The market structure: Following the independence of Bangladesh in 1971, the insurance industry was nationalised in 1972 and the government established four insurance corporations and in 1973 the structural arrangement of nationalisation was changed into two corporations: (a) Sadharan Bima Corporation for transacting non-life insurance business; and (b) Jiban Bima Corporation for transacting life insurance business. In 1984 following changes in the government policies, private insurers were allowed. Currently, there are 32 life insurance providers (01 in the public sector, 30 private and 01 foreign) in the country. But insurance penetration in comparison with neighbouring countries is still very low owing to the fact that the industry is faced with the challenges like creativity in need-based product design, determining affordable prices, delivering excellent claims services and, above all, an acute lack of skilled insurance professionals across the sector. With the advent of two newly-established companies, the number of foreign insurers will reach three. They are supposed to make use of their international experiences while dealing with the local policyholders. Resultantly, the existing insurers will leave no stone unturned to retain their market share through innovation and professionalism.
Prospect for investors: As the customer currently gets no risk improvement advice other than conventional and non-focused insurance solution based on the premium rate set by the Central Rating Committee (CRC), a wing of IDRA, the expectations of the customers exclusively revolve round the cost-effective and tailor-made products and the prompt settlement of claims.

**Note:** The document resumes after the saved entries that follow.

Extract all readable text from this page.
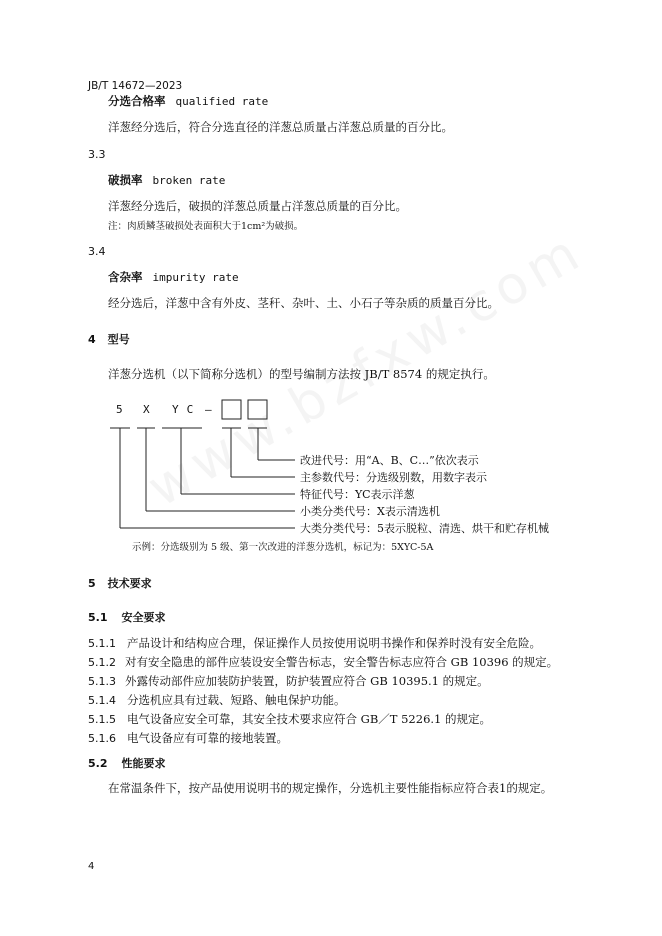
JB/T 14672—2023
分选合格率 qualified rate
洋葱经分选后，符合分选直径的洋葱总质量占洋葱总质量的百分比。
3.3
破损率 broken rate
洋葱经分选后，破损的洋葱总质量占洋葱总质量的百分比。
注：肉质鳞茎破损处表面积大于1cm²为破损。
3.4
含杂率 impurity rate
经分选后，洋葱中含有外皮、茎秆、杂叶、土、小石子等杂质的质量百分比。
4 型号
洋葱分选机（以下简称分选机）的型号编制方法按 JB/T 8574 的规定执行。
5 X YC —
改进代号：用“A、B、C…”依次表示
主参数代号：分选级别数，用数字表示
特征代号：YC表示洋葱
小类分类代号：X表示清选机
大类分类代号：5表示脱粒、清选、烘干和贮存机械
示例：分选级别为 5 级、第一次改进的洋葱分选机，标记为：5XYC-5A
5 技术要求
5.1 安全要求
5.1.1 产品设计和结构应合理，保证操作人员按使用说明书操作和保养时没有安全危险。
5.1.2 对有安全隐患的部件应装设安全警告标志，安全警告标志应符合 GB 10396 的规定。
5.1.3 外露传动部件应加装防护装置，防护装置应符合 GB 10395.1 的规定。
5.1.4 分选机应具有过载、短路、触电保护功能。
5.1.5 电气设备应安全可靠，其安全技术要求应符合 GB／T 5226.1 的规定。
5.1.6 电气设备应有可靠的接地装置。
5.2 性能要求
在常温条件下，按产品使用说明书的规定操作，分选机主要性能指标应符合表1的规定。
4
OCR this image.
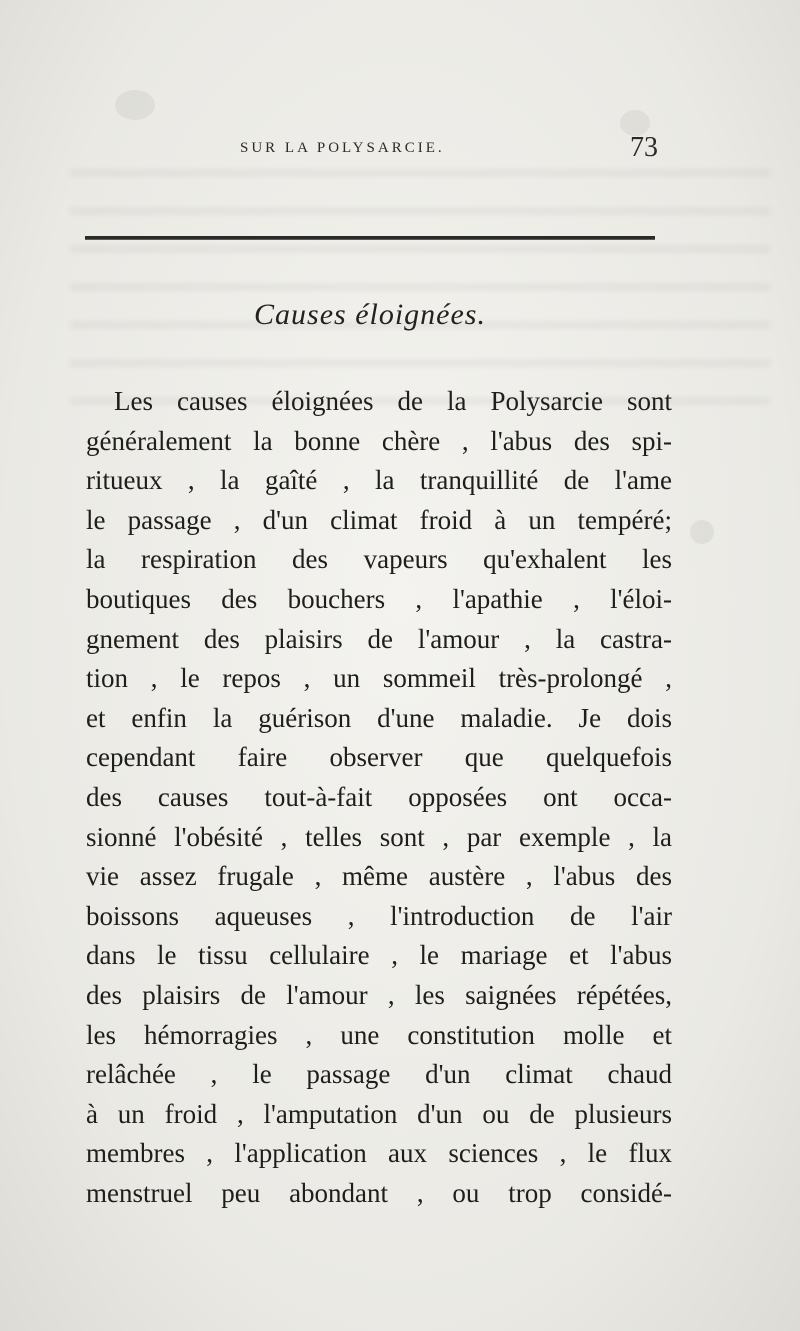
SUR LA POLYSARCIE.	73
Causes éloignées.
Les causes éloignées de la Polysarcie sont
généralement la bonne chère , l'abus des spi-
ritueux , la gaîté , la tranquillité de l'ame
le passage , d'un climat froid à un tempéré;
la respiration des vapeurs qu'exhalent les
boutiques des bouchers , l'apathie , l'éloi-
gnement des plaisirs de l'amour , la castra-
tion , le repos , un sommeil très-prolongé ,
et enfin la guérison d'une maladie. Je dois
cependant faire observer que quelquefois
des causes tout-à-fait opposées ont occa-
sionné l'obésité , telles sont , par exemple , la
vie assez frugale , même austère , l'abus des
boissons aqueuses , l'introduction de l'air
dans le tissu cellulaire , le mariage et l'abus
des plaisirs de l'amour , les saignées répétées,
les hémorragies , une constitution molle et
relâchée , le passage d'un climat chaud
à un froid , l'amputation d'un ou de plusieurs
membres , l'application aux sciences , le flux
menstruel peu abondant , ou trop considé-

Now-a-days they want online services such as online policy issuance, online complaint submission, online claim handling as well as settlement as has already been in place in the banking sector. Innovative marketing methods and distribution channels i.e., Bancassurace can also be introduced as the existing penetration rate indicates great potential for professional insurers.
To-do list for existing insurers: Because of the new entrants in the market, the level of competition amongst the players will be greater than before. No doubt, the fittest will survive. The companies should pay heed to the core businesses such as offering tailor-made products, dedicated customer services, online payment gateways, sophistication in claims handling, advertising, and modern marketing techniques.
To sum up, the increasing FDI in the insurance sector will pave the way for a major shift in product designs and standard of customer services. The enhanced customer protection and innovative life insurance products definitely will increase the penetration rate in the life insurance segment, which will create saving habits among the vast majority of the uncovered population. As a result of the increase in national savings, new funds will result in more investment and development of the country and simultaneously protection from risks.